People on the street were helpful in other ways. I often asked for a push up the block, or into a building. I never asked for more than one block's worth of pushing--and only if the person was going in the same direction. No one ever refused.

In those years, New York City cab drivers took wheelchair passengers. I used Checker cabs because my chair fit easily between the front and rear seats without my having to transfer. I'd have the cabbie raise the rear seat, then tip my chair back and lift and push it into the wide space inside. John Hockenberry, in his book Moving Violations, says this is no longer true. Sadly, times change.

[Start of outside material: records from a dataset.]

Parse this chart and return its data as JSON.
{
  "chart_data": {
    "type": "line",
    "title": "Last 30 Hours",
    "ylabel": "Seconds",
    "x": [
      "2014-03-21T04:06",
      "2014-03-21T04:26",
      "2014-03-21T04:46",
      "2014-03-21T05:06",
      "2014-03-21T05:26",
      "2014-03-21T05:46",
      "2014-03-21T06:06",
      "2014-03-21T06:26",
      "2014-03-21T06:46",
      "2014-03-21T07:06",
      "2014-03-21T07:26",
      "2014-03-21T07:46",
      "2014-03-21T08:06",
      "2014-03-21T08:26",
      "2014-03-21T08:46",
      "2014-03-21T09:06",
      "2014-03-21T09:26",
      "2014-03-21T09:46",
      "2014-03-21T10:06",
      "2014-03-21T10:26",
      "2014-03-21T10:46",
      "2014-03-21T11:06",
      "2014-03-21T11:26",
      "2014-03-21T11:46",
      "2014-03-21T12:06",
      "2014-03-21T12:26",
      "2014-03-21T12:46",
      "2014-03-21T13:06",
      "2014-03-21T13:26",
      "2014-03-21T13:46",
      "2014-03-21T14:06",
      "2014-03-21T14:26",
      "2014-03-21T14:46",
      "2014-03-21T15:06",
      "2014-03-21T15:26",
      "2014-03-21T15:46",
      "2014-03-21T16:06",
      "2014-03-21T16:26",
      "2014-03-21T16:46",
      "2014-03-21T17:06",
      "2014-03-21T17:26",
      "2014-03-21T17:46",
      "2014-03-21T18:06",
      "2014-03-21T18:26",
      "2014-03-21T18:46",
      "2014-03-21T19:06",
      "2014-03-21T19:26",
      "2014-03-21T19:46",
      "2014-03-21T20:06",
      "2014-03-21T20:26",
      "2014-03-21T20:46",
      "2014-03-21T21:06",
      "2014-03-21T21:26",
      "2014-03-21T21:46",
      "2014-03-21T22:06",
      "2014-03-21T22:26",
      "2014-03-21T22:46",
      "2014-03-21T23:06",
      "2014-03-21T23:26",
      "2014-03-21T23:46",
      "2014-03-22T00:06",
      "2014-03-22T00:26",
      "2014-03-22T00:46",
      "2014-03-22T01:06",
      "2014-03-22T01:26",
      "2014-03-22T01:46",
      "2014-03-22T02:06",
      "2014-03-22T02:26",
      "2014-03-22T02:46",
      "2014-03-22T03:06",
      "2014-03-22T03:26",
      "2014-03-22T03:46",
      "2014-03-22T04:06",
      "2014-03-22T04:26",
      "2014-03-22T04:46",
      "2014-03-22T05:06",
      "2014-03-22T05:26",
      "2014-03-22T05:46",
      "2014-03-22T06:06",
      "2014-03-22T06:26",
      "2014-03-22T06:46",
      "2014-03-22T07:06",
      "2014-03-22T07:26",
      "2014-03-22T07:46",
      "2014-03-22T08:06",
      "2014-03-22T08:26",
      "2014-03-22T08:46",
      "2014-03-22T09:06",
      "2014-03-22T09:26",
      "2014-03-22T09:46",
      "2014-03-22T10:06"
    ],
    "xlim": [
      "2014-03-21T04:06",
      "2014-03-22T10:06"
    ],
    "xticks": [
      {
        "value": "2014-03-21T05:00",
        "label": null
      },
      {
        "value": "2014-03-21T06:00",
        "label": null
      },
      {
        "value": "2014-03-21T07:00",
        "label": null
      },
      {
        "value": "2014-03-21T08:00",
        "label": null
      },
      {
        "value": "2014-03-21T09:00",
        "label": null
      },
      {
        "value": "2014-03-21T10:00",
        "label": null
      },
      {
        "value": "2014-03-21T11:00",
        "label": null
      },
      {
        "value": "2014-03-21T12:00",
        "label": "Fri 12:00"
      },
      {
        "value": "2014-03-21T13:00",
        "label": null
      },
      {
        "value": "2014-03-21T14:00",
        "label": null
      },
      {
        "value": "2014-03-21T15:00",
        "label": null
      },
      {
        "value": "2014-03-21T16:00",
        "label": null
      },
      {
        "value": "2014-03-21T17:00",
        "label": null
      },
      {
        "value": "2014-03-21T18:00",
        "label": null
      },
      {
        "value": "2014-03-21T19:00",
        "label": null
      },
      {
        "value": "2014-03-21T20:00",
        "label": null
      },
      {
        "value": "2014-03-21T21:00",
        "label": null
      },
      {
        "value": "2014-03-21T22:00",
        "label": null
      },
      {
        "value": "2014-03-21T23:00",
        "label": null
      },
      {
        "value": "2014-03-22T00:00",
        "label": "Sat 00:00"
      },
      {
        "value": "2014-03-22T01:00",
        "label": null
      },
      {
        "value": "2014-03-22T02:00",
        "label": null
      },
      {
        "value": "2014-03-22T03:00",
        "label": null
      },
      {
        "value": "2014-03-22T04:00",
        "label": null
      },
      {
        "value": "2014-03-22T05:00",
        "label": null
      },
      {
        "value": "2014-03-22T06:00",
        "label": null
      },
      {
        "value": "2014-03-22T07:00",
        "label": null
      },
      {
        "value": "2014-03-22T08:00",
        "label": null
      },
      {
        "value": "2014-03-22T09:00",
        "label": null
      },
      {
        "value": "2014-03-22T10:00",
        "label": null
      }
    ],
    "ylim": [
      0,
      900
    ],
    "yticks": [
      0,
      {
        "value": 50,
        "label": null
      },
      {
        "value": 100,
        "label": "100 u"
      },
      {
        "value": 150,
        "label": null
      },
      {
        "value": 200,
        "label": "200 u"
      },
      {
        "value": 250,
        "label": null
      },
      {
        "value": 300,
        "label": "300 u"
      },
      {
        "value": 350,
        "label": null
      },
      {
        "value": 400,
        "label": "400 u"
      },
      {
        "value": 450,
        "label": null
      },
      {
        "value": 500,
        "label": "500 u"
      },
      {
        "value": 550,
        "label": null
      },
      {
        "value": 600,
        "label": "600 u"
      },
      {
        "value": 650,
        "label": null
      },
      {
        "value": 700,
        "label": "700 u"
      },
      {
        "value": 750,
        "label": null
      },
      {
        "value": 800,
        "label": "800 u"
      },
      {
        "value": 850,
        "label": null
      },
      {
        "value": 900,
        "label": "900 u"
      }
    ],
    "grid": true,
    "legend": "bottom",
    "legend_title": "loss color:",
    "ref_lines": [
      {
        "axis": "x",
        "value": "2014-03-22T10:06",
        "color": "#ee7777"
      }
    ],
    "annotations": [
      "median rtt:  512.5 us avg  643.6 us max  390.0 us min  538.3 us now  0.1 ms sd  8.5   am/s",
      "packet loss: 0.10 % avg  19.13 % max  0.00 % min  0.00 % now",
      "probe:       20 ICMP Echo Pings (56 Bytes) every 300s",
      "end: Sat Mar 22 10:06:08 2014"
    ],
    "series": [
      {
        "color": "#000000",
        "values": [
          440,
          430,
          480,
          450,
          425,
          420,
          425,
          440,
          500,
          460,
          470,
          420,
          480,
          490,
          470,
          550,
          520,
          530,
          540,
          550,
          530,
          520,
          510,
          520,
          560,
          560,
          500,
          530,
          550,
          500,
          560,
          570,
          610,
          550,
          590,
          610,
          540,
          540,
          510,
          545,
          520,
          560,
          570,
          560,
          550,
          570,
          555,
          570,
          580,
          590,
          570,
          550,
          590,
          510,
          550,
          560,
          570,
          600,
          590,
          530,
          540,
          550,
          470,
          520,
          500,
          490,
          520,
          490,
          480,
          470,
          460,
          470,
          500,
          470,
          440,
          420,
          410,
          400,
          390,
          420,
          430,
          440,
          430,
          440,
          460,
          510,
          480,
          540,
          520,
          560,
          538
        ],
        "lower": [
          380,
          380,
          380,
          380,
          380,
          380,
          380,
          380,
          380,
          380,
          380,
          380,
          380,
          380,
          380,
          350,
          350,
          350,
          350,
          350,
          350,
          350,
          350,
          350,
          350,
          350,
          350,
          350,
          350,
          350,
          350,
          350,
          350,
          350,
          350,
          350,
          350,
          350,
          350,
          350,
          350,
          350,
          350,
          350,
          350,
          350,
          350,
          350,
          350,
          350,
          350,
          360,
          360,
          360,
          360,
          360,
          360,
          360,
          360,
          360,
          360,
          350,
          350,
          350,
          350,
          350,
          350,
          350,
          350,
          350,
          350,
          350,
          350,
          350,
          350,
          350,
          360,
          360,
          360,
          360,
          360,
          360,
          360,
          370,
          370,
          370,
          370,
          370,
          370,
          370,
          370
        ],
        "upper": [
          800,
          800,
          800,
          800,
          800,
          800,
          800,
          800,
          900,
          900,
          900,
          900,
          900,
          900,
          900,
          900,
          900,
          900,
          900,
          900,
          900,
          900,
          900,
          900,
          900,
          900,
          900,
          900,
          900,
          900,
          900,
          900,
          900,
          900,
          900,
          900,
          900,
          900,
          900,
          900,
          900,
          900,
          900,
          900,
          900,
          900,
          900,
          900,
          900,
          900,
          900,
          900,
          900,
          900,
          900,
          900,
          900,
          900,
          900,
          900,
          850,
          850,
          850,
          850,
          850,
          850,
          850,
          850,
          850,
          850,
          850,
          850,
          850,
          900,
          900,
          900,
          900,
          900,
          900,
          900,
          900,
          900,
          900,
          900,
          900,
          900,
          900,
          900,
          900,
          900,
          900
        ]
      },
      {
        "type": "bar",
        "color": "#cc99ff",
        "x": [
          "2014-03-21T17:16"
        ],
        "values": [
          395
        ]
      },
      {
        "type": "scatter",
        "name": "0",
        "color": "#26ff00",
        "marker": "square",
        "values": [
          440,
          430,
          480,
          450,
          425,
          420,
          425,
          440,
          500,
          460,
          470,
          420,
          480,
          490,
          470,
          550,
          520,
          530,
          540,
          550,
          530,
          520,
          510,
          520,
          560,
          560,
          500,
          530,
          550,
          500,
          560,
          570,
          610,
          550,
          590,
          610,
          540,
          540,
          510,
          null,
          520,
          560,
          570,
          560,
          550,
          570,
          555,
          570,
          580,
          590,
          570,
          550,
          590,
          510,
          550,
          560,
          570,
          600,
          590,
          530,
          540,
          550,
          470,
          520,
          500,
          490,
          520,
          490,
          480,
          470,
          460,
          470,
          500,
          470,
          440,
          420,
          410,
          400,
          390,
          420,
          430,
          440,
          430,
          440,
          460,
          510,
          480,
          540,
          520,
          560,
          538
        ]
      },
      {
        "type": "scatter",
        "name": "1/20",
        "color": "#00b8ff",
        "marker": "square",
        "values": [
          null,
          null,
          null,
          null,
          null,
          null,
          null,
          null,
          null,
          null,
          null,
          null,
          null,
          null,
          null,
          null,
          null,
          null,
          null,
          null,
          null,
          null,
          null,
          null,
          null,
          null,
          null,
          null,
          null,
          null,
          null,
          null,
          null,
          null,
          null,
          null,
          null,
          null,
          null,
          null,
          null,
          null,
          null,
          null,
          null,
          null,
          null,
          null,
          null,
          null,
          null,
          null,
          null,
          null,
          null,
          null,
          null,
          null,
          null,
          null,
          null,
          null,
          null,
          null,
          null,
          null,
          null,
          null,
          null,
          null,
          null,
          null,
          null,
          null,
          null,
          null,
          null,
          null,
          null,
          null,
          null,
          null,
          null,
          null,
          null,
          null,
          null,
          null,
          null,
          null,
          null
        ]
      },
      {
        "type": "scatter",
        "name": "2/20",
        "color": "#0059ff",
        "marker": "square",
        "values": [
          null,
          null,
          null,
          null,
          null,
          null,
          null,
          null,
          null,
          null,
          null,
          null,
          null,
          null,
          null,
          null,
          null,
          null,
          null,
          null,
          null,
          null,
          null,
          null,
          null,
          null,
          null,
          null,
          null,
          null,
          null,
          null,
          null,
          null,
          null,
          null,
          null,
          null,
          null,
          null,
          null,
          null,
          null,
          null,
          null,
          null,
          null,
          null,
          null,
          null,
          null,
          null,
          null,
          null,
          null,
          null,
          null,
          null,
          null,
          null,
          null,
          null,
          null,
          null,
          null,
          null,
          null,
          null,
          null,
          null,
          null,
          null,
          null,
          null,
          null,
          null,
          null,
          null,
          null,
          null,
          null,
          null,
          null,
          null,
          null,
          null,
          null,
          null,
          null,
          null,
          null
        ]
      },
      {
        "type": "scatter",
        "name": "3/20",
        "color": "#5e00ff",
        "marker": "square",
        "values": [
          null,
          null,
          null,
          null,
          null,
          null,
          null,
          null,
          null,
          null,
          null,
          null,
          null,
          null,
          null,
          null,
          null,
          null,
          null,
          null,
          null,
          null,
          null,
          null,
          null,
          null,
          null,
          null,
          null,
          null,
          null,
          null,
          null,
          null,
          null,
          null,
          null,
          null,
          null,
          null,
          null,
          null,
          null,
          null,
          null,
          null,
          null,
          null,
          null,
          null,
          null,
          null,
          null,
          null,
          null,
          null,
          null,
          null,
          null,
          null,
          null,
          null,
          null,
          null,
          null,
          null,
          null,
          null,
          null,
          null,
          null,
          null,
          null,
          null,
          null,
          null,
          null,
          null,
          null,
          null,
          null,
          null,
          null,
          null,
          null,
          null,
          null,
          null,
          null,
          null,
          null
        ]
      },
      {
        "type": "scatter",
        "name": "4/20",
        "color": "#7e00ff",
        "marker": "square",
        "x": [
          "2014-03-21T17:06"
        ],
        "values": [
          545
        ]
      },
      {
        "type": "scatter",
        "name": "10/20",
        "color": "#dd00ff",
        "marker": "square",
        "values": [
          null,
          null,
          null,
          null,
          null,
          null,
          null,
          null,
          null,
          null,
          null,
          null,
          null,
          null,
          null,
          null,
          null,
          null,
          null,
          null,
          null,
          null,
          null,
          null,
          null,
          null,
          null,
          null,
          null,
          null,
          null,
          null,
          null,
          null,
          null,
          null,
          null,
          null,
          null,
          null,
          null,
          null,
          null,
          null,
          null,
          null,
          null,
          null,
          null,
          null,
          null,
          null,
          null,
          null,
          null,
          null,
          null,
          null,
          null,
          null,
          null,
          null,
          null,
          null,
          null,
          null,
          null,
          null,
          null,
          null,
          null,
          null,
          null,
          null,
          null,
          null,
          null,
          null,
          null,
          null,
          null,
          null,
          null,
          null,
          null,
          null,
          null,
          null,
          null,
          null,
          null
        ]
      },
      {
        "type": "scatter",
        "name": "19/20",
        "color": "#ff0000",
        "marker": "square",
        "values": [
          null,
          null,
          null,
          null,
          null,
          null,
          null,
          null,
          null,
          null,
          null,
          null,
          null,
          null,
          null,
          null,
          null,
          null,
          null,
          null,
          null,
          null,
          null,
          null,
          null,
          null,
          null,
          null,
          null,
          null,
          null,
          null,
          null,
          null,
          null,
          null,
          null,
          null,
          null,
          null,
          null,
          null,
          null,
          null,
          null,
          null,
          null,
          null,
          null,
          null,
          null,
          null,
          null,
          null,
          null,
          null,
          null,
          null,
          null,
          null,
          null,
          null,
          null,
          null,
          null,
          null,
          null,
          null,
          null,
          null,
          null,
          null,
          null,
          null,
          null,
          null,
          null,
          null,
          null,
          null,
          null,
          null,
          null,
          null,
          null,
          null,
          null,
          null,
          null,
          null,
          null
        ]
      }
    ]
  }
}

It was the Fifties. There were no laws requiring access then. My friends and I enjoyed getting together on Friday and Saturday nights in one of the few accessible places in the city--McCarthy's, on West 14th Street and Seventh Ave. next to the Federation of the Handicapped. McCarthy's was a friendly Irish working-class bar with a large back room with booths and tables. The regulars sat at the bar; we had the back room to ourselves. Boys met girls, girls met boys and everybody had a good time. Drinks were 40 cents; every fourth one was on the house.

We also enjoyed Dillon's, another Irish bar; this one under the El in Astoria, Queens. Mr. Dillon not only had a large back room; he converted two restrooms into one large one, making it accessible.

Both establishments were friendly to us. Though they were woefully lacking in atmosphere, to a bunch of gimps recently out of back rooms, the freedom they signaled to us was heaven on earth.